States v. Federal Government

Court of Appeals Affirms Injunction Over President's Executive Action on Immigration

  • The Court of Appeals for the Fifth Circuit, by a 2-1 decision, upheld the preliminary injunction against President Obama's executive orders on immigration that would have offered deferred immigration action for parents of American citizens (DAPA) and for immigrants who arrived as children (DACA).
  • The court's majority sided with Texas AG Ken Paxton, joined by AGs from 25 additional states as plaintiffs, and ruled that the district court did not abuse its discretion in finding that the injunction was proper because Texas and the other challengers were likely to succeed on the merits, which in this case were based on the argument that the President's orders failed to comply with the Administrative Procedure Act's requirements for creating agency regulations.

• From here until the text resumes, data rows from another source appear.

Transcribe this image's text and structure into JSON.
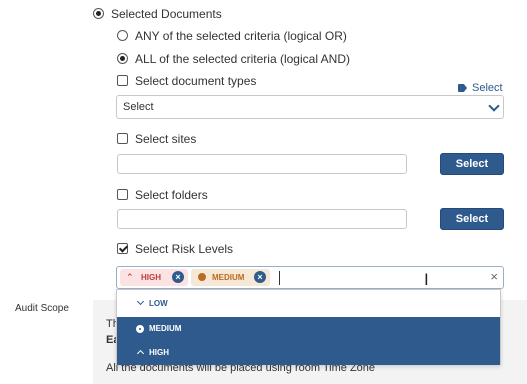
{
  "scope": {
    "selected_documents_label": "Selected Documents",
    "any_criteria_label": "ANY of the selected criteria (logical OR)",
    "all_criteria_label": "ALL of the selected criteria (logical AND)"
  },
  "doc_types": {
    "checkbox_label": "Select document types",
    "tag_select_label": "Select",
    "dropdown_value": "Select"
  },
  "sites": {
    "checkbox_label": "Select sites",
    "button_label": "Select"
  },
  "folders": {
    "checkbox_label": "Select folders",
    "button_label": "Select"
  },
  "risk": {
    "checkbox_label": "Select Risk Levels",
    "chips": [
      {
        "label": "HIGH",
        "color": "#c23b3b"
      },
      {
        "label": "MEDIUM",
        "color": "#b96b20"
      }
    ],
    "options": [
      {
        "label": "LOW",
        "selected": false
      },
      {
        "label": "MEDIUM",
        "selected": true
      },
      {
        "label": "HIGH",
        "selected": true
      }
    ]
  },
  "audit": {
    "label": "Audit Scope",
    "text_line1_fragment": "Th",
    "text_line2_fragment": "Ea",
    "text_line3": "All the documents will be placed using room Time Zone"
  },
  "colors": {
    "accent": "#2f5a8d",
    "high": "#c23b3b",
    "medium": "#b96b20"
  }
}
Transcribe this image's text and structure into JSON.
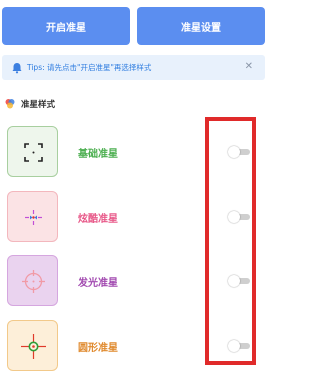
{
  "buttons": {
    "start": "开启准星",
    "settings": "准星设置"
  },
  "tips": {
    "text": "Tips: 请先点击\"开启准星\"再选择样式",
    "close_glyph": "✕",
    "icon": "bell-icon"
  },
  "section": {
    "title": "准星样式",
    "icon": "palette-icon"
  },
  "styles": [
    {
      "label": "基础准星",
      "label_color": "#4caf50",
      "thumb_bg": "#eef6ec",
      "thumb_border": "#a8cf9f",
      "icon": "basic-crosshair-icon",
      "enabled": false
    },
    {
      "label": "炫酷准星",
      "label_color": "#e85a8a",
      "thumb_bg": "#fbe3e5",
      "thumb_border": "#f3b7bd",
      "icon": "cool-crosshair-icon",
      "enabled": false
    },
    {
      "label": "发光准星",
      "label_color": "#a24ab0",
      "thumb_bg": "#ead3ef",
      "thumb_border": "#d5a6df",
      "icon": "glow-crosshair-icon",
      "enabled": false
    },
    {
      "label": "圆形准星",
      "label_color": "#e08a2e",
      "thumb_bg": "#fdefd9",
      "thumb_border": "#f2c98a",
      "icon": "circle-crosshair-icon",
      "enabled": false
    }
  ],
  "colors": {
    "primary": "#5b8ef0",
    "highlight": "#e02a2a"
  }
}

  • In the dissent, Judge Carolyn King indicated that the challenged orders contain only guidelines for the exercise of prosecutorial discretion and do not confer any benefits to DAPA recipients without further action, indicating that she would deem the issue to be nonjusticiable. In addition, Judge King noted the political nature of the case, which was brought by 24 states under Republican governorship, along with Republican AGs from Montana and West Virginia.
  • The DOJ has indicated that it will seek review by the Supreme Court, but will be under a tight deadline to do so in the upcoming term. If the Supreme Court does not grant cert, then the injunction will stand and the President will be unable to implement the immigration programs until after the substantive case has been decided on the merits, likely under a new President.